Normal BALB/c, reelin -/- and Scrambler (Dab1^-/-) mice were bred as described 3. All animal procedures were approved by the institutional Animal Ethics Committee. Brains from four to six newborn (P0) animals were dissected under cold anesthesia and total RNA extracted using an RNeasy RNA kit (Qiagen). Poly(A)⁺-RNA was prepared with PolyATract mRNA Isolation Systems (Promega). cDNA was synthesised by oligo(dT) priming using Superscript II as recommended by the manufacturer (Invitrogen). Double-stranded cDNA was synthesised from 5 micrograms poly(A)⁺-RNA and RDA was performed as described by Hubank and Schatz 1. Restriction reactions were performed with DpnII (New England Biolabs). PCR amplification was carried out using Taq DNA polymerase (Invitrogen). For fill-in reactions, Klenow Fragment (Promega) was added at the proportion of 1 Unit per μg DNA, together with dNTPs (Roche), at a final concentration of 40 μM, and the mixture was incubated for 30 minutes at 37°C for 30 minutes, followed by heating for 10 min at 70°C. Conditions for fill-in with α-thio-dNTP (Promega) were similar. After fill-in, the mixture was submitted to two rounds of extraction with phenol:chlorophorm (1:1) and precipitated with ethanol in the presence of 5 micrograms of glycogen. Digestion was performed for 35 min at 37°C with 300 U of Exonuclease III (Promega) and 10 U of Mung bean nuclease (New England Biolabs) in the presence of 20 mM Tris-acetate, 10 mM Mg⁺⁺-acetate, 50 mM K⁺-acetate, 1 mM DTT, 0,05 mg/ml BSA. To inactivate the enzymes 4 reaction volumes of 50 mM Tris. HCl (pH8,9) were added and the samples were incubated for 10 min at 75°C. This was followed by 28 cycles of PCR following the conditions described in 2. The final difference products were cloned into the pCR2.1 vector (Invitrogen), and sequenced with an ABI prism sequencer using AmpliTAq DNA Polymerase and a Big Dye Terminator Cycle sequencing kit (PE Biosystems, England).
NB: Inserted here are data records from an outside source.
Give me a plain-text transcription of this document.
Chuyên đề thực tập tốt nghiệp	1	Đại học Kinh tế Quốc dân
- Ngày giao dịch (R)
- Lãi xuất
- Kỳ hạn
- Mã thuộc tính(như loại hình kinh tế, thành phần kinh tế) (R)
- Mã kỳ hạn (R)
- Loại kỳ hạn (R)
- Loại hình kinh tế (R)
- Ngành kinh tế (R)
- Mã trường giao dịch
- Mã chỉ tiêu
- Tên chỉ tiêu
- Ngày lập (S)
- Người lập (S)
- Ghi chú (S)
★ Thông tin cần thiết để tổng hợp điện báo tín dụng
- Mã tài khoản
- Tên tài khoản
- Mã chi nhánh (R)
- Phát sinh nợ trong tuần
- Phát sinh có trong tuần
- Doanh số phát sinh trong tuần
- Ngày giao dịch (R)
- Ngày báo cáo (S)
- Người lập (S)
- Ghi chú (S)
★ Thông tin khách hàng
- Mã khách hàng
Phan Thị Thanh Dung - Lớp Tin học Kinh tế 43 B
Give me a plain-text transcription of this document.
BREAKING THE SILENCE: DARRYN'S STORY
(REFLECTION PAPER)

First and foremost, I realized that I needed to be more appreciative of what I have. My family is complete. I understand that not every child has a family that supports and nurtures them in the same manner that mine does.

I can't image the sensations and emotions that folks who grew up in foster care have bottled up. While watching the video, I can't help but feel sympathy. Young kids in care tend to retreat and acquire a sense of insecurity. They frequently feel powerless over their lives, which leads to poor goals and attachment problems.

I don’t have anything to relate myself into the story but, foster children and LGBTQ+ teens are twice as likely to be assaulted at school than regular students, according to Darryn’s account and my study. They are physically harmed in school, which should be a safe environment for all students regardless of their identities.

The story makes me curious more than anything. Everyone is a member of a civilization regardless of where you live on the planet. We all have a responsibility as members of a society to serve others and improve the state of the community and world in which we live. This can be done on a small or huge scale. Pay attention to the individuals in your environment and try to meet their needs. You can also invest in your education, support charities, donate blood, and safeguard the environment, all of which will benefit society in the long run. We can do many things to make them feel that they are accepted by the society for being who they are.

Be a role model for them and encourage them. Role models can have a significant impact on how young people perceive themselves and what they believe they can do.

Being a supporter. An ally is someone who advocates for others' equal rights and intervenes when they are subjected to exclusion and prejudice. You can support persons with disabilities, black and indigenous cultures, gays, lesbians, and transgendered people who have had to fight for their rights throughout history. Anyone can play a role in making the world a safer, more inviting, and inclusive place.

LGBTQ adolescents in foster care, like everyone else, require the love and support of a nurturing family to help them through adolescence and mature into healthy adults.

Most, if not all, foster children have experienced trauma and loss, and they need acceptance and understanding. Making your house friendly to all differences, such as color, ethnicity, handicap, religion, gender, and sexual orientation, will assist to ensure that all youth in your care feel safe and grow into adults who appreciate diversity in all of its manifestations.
2,5 μg of poly (A) RNA were electrophoresed in an agarose-formaldehyde gel and blotted to Hybond N nylon membranes (Amersham). After UV-crosslinking, membranes were hybridised with [³²P]-dCTP (ICN Biomedicals NV/SA) labelled DNA probes prepared with the RadPrime DNA Labeling System (Invitrogen). After overnight hybridization at 42°C in 50% formamide 4, the membranes were washed twice in 2 × SSC/0,1% SDS for 15 min at room temperature and then once in 1 × SSC/ 0,1% SDS for 15 min at 42°C. mRNA sizes were estimated by comparison with an RNA ladder (Invitrogen). For quantitative analysis, the signals on the membranes were quantified using a Cyclone (Packard) apparatus and the OptiQuant program (Fig. 4).